Meaning that it is OK to write
struct foo {
struct {
int a;
};
};
since the inner struct declares an anonymous structure, i.e. it is not named.
But in your example the struct address has a name - address - and therefore it must have a declarator list after the closing brace - declarator list being for example a1 as in your example, or more complex foo, *bar, **baz[23][45].
The syntax of a structure definition is:
struct identifier {
type member_name;
// ...
};
If you add an identifier just after the closing curly brace, you're declaring a variable with that defined struct.

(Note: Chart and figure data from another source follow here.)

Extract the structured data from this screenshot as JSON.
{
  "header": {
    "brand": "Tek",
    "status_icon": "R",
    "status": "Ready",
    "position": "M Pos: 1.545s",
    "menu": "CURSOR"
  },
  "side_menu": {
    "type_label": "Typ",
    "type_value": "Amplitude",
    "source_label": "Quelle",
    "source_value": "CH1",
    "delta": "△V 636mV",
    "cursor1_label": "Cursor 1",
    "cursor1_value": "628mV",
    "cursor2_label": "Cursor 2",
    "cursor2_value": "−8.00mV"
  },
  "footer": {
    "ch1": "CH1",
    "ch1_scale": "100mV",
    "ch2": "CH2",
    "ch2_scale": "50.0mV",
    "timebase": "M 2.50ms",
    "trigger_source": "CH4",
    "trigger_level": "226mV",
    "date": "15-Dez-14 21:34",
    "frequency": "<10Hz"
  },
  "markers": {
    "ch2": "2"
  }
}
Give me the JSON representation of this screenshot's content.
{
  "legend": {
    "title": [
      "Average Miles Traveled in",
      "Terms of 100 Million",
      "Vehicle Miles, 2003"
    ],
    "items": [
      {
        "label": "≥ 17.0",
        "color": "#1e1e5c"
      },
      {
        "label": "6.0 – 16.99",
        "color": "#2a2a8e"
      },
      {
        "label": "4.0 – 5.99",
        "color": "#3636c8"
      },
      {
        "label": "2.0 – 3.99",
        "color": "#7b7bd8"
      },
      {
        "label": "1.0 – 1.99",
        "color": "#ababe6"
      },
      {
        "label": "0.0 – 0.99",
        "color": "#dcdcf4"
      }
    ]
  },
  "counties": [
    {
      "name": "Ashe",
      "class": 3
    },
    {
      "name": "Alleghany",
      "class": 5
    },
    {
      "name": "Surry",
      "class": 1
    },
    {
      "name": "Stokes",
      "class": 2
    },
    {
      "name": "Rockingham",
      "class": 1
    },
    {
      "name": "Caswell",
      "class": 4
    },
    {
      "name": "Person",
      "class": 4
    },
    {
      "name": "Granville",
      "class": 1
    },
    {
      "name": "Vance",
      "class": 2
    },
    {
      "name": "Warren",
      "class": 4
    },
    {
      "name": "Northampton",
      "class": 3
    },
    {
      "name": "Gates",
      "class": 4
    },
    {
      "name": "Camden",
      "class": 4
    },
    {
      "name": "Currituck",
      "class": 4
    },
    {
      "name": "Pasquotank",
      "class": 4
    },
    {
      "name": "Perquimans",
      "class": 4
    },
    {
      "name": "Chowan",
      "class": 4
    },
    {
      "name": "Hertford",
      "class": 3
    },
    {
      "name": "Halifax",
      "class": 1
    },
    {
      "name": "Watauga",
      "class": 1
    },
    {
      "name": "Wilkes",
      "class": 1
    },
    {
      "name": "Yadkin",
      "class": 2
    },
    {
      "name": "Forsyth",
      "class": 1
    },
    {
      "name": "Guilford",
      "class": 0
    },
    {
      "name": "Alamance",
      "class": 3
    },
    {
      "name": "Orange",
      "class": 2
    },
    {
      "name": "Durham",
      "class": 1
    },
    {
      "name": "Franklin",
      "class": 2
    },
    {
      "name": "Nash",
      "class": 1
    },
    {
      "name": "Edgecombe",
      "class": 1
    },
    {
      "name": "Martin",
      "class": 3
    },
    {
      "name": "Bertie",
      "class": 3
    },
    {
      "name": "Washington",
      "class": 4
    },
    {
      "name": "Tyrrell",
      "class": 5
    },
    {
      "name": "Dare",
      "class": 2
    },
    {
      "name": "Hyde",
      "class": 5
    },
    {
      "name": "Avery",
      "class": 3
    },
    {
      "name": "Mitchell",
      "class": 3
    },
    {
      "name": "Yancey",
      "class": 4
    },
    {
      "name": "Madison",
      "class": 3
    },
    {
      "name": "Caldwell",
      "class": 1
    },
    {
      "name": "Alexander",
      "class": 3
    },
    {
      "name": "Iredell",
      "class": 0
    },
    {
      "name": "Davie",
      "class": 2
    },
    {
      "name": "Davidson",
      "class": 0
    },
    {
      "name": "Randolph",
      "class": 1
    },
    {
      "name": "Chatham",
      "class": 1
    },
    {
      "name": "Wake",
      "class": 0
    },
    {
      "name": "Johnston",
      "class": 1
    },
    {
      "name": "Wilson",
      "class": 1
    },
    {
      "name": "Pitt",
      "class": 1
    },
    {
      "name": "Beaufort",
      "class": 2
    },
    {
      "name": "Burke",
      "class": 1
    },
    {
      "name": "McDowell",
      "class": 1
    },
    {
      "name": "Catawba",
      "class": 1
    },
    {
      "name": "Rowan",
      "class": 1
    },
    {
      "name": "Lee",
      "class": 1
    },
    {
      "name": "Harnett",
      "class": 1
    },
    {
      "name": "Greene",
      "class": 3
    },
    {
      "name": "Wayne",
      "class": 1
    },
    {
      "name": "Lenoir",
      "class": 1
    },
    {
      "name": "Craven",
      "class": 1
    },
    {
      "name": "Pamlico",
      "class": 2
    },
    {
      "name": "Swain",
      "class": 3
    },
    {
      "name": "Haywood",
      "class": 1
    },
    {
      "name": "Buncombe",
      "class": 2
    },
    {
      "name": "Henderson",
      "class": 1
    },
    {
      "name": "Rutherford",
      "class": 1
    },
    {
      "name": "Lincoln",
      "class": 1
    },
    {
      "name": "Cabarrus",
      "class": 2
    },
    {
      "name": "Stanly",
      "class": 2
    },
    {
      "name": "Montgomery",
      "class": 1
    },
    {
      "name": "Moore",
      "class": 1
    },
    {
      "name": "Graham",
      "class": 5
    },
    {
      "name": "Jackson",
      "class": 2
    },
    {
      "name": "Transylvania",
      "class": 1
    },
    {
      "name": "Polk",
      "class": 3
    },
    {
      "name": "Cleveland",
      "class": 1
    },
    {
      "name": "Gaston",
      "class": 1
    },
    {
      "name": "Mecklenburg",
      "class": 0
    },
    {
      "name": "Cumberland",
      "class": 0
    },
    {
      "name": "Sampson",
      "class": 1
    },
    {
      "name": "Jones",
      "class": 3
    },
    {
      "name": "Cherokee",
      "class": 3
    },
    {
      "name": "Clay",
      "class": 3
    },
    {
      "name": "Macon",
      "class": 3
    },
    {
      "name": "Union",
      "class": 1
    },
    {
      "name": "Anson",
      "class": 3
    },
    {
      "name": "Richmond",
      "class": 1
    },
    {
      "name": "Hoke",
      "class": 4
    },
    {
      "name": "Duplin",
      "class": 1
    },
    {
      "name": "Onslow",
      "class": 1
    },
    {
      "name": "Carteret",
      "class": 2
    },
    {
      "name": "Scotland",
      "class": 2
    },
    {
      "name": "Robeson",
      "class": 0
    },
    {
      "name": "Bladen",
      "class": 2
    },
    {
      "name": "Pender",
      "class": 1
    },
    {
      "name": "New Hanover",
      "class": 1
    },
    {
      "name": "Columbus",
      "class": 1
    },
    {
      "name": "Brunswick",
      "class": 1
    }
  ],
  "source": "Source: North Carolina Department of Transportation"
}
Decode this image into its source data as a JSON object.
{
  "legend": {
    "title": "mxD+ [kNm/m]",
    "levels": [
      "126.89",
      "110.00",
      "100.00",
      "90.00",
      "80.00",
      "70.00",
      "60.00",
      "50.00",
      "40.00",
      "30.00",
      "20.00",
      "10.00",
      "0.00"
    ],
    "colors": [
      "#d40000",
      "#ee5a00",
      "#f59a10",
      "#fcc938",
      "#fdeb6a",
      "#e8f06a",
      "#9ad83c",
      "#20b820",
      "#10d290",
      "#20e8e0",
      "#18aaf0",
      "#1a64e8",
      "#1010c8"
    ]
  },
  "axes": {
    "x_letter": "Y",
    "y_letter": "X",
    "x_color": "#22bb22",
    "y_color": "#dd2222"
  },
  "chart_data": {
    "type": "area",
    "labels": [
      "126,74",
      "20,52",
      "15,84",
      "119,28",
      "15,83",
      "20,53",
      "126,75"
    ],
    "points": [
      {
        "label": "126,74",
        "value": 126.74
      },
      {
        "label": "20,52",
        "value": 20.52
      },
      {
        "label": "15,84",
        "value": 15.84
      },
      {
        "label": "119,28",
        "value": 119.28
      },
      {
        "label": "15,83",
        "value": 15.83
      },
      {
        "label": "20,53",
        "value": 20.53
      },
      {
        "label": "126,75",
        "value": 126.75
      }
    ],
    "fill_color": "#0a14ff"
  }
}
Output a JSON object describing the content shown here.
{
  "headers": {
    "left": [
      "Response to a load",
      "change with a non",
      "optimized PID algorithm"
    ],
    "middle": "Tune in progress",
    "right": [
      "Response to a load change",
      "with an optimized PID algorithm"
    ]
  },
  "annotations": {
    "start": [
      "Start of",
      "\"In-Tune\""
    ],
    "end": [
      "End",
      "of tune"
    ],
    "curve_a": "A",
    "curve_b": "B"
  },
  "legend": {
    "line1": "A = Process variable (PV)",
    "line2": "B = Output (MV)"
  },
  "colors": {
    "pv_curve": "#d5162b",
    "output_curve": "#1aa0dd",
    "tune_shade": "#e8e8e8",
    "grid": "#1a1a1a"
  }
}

In your first example the compiler consider the address struct as member type. it's like if you writes:
struct identifier {
type ; // No member name is specified
type a1;
// ...
}
But in the second example you specified the member name:
struct identifier {
type a1; // Member name specified
// ...
}
And here is an example of the warning: http://ideone.com/KrnYiE.
Going to also throw this out there that this error may also show up if you don't properly forward declare types found in other namespaces.
https://stackoverflow.com/a/19001722/1330381
Example
namespace A {
// forward declarations
namespace X {
namespace Y {
class MyType;
}
}
namespace B {
class Foo() {
void methodBar(const X::Y::MyType& mt);
}
}
In my case, i had the same warning because the structure name was previously used and changing the structure name solved the problem.